OUR STOCK PRICE HAS BEEN HIGHLY VOLATILE, AND YOUR INVESTMENT COULD SUFFER A DECLINE IN VALUE.

The trading price of our common stock has been highly volatile and could continue to be subject to wide fluctuations in price in response to various factors, many of which are beyond our control, including:

In addition, the stock market in general, and the Nasdaq National Market and the market for technology companies in particular, have experienced significant price and volume fluctuations that have often been unrelated or disproportionate to the operating performance of those companies. Further, there has been particular volatility in the market prices of securities of life science companies. These broad market and industry factors may seriously harm the market price of our common stock, regardless of our operating performance. In the past, following periods of volatility in the market price of a company's securities, securities class action litigation has often been instituted. A securities class action suit against us could result in substantial costs, potential liabilities and the diversion of management's attention and resources.

THERE MAY NOT BE AN ACTIVE, LIQUID TRADING MARKET FOR OUR COMMON STOCK.

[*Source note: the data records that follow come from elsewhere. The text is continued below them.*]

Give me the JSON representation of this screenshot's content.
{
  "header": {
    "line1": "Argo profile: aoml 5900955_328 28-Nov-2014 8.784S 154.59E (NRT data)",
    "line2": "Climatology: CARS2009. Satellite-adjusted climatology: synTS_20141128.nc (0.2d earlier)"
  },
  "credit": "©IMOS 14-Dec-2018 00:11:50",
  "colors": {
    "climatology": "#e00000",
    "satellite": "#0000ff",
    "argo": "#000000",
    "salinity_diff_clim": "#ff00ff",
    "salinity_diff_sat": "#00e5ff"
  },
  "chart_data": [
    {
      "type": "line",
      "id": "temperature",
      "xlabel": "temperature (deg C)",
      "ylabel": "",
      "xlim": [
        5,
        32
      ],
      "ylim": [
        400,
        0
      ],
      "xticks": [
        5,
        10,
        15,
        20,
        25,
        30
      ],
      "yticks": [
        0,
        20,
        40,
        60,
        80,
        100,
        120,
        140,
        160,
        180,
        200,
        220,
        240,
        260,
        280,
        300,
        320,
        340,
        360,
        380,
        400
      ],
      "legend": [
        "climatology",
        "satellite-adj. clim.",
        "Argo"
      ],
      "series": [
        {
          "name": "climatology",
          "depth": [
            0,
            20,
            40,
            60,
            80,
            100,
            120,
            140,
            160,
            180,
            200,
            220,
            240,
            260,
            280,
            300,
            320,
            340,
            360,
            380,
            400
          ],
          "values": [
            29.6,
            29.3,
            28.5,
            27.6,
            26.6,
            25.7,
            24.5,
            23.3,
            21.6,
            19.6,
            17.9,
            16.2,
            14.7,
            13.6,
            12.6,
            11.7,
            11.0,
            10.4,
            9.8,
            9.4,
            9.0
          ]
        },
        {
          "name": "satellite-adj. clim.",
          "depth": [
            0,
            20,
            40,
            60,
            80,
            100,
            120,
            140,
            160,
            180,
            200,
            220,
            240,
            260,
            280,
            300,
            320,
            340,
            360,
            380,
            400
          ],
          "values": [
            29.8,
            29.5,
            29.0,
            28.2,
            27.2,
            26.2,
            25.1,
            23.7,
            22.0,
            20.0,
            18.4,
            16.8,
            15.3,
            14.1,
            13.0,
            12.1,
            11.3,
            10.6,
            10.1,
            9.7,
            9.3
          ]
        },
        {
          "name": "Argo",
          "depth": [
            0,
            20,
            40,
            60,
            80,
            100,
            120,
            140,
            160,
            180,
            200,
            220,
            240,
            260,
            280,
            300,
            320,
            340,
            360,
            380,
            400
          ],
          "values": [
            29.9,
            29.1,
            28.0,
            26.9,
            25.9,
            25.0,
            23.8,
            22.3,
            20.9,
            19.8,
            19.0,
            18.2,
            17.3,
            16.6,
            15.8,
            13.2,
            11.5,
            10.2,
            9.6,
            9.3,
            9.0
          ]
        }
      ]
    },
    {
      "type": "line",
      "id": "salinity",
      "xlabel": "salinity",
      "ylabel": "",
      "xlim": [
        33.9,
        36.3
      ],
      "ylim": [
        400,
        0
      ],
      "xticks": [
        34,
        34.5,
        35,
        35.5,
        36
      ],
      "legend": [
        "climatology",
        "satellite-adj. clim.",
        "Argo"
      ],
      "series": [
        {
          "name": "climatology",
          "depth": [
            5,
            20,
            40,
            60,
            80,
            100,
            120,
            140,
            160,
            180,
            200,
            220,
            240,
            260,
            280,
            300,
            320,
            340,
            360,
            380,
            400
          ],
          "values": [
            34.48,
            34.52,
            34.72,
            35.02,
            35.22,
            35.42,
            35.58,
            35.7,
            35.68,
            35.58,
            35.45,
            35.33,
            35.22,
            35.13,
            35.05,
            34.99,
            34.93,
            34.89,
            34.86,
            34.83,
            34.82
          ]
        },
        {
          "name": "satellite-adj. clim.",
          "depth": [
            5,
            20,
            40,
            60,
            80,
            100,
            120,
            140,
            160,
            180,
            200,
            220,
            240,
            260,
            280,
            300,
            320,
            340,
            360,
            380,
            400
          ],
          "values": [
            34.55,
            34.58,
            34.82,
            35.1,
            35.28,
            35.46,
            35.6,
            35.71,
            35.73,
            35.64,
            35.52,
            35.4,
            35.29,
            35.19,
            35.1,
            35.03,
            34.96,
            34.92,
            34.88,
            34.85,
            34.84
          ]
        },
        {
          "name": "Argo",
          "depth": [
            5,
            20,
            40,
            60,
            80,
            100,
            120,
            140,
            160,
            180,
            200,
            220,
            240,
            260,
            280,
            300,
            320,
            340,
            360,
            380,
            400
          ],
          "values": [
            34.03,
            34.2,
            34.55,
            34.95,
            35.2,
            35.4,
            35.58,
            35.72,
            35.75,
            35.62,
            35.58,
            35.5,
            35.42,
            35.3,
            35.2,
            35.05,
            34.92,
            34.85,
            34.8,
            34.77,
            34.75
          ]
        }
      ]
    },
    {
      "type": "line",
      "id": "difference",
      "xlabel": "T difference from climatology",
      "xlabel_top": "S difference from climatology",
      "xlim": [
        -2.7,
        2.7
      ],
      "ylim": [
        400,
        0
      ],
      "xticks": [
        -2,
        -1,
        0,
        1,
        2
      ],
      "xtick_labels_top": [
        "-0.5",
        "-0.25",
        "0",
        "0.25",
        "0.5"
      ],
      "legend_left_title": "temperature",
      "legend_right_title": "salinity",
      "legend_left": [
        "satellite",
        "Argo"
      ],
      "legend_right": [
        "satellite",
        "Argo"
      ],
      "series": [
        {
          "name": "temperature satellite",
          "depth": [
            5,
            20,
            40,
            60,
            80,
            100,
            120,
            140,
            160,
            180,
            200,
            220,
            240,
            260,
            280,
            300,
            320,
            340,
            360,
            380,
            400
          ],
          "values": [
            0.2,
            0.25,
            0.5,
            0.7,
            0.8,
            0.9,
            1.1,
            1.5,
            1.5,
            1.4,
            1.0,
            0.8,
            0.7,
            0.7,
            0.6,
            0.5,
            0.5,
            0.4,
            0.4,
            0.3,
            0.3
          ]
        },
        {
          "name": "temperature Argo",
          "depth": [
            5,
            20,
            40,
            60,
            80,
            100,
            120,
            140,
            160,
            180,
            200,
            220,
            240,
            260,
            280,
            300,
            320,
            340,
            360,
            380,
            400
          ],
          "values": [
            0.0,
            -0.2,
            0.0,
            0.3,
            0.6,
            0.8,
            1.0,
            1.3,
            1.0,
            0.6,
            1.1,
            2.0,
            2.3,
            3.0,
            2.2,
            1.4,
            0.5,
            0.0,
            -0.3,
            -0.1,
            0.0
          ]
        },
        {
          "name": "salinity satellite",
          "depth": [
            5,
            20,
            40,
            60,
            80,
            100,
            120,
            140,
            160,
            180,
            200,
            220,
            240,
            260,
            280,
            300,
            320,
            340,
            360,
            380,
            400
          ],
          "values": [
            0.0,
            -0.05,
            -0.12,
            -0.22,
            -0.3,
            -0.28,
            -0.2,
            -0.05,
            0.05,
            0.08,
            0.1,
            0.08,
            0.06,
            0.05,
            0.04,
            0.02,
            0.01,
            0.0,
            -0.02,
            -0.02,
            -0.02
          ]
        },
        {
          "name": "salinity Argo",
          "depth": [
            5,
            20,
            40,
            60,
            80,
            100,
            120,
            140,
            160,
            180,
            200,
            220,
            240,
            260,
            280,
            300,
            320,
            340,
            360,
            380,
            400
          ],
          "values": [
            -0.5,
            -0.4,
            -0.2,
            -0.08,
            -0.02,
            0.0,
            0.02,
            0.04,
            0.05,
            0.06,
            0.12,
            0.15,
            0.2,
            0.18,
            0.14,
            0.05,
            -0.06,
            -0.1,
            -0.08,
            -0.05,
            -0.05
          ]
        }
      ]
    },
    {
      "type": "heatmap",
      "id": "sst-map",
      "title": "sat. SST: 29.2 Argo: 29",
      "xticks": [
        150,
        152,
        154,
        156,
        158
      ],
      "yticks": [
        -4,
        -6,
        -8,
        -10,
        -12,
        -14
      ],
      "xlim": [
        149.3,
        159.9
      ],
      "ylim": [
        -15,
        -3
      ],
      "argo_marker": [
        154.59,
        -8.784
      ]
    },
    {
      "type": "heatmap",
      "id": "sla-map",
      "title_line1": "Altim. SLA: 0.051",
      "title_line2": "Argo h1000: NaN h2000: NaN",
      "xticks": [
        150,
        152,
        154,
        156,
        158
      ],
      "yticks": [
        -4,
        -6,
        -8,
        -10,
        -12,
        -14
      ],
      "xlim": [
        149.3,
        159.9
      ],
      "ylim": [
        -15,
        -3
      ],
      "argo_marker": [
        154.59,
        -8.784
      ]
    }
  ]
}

There is no guarantee that an active trading market for our common stock will be maintained on the Nasdaq National Market. You may not be able to sell your shares quickly or at the market price if trading in our stock is not active.

THE LARGE NUMBER OF SHARES OF OUR COMMON STOCK WHICH RECENTLY BECAME ELIGIBLE FOR PUBLIC SALE COULD CAUSE OUR STOCK PRICE TO DECLINE.

The market price of our common stock could decline as a result of sales of substantial amounts of our common stock in the public market, or the perception that these sales could occur. In addition, these factors could make it more difficult for us to raise funds through future offerings of common stock. All of the shares sold in our recently completed initial public offering will be freely transferable without restriction or further registration under the Securities Act, except for any shares purchased by our "affiliates," as defined in Rule 144 of the Securities Act. The remaining shares of common stock outstanding will be "restricted securities" as defined in Rule 144. These shares may be sold in the future without registration under the Securities Act, to the extent permitted by Rule 144 or other exemptions under the Securities Act.

On April 21, 2000, we registered 1,743,566 shares of common stock that are reserved for issuance upon exercise of options granted under our stock option and employee stock purchase plans. On March 22, 2001, we registered an additional 3,500,000 shares of common stock that are reserved for issuance upon exercise of options granted under our stock option plan. These shares can be sold in the public market upon issuance, subject to restrictions under the securities laws applicable to resales by affiliates.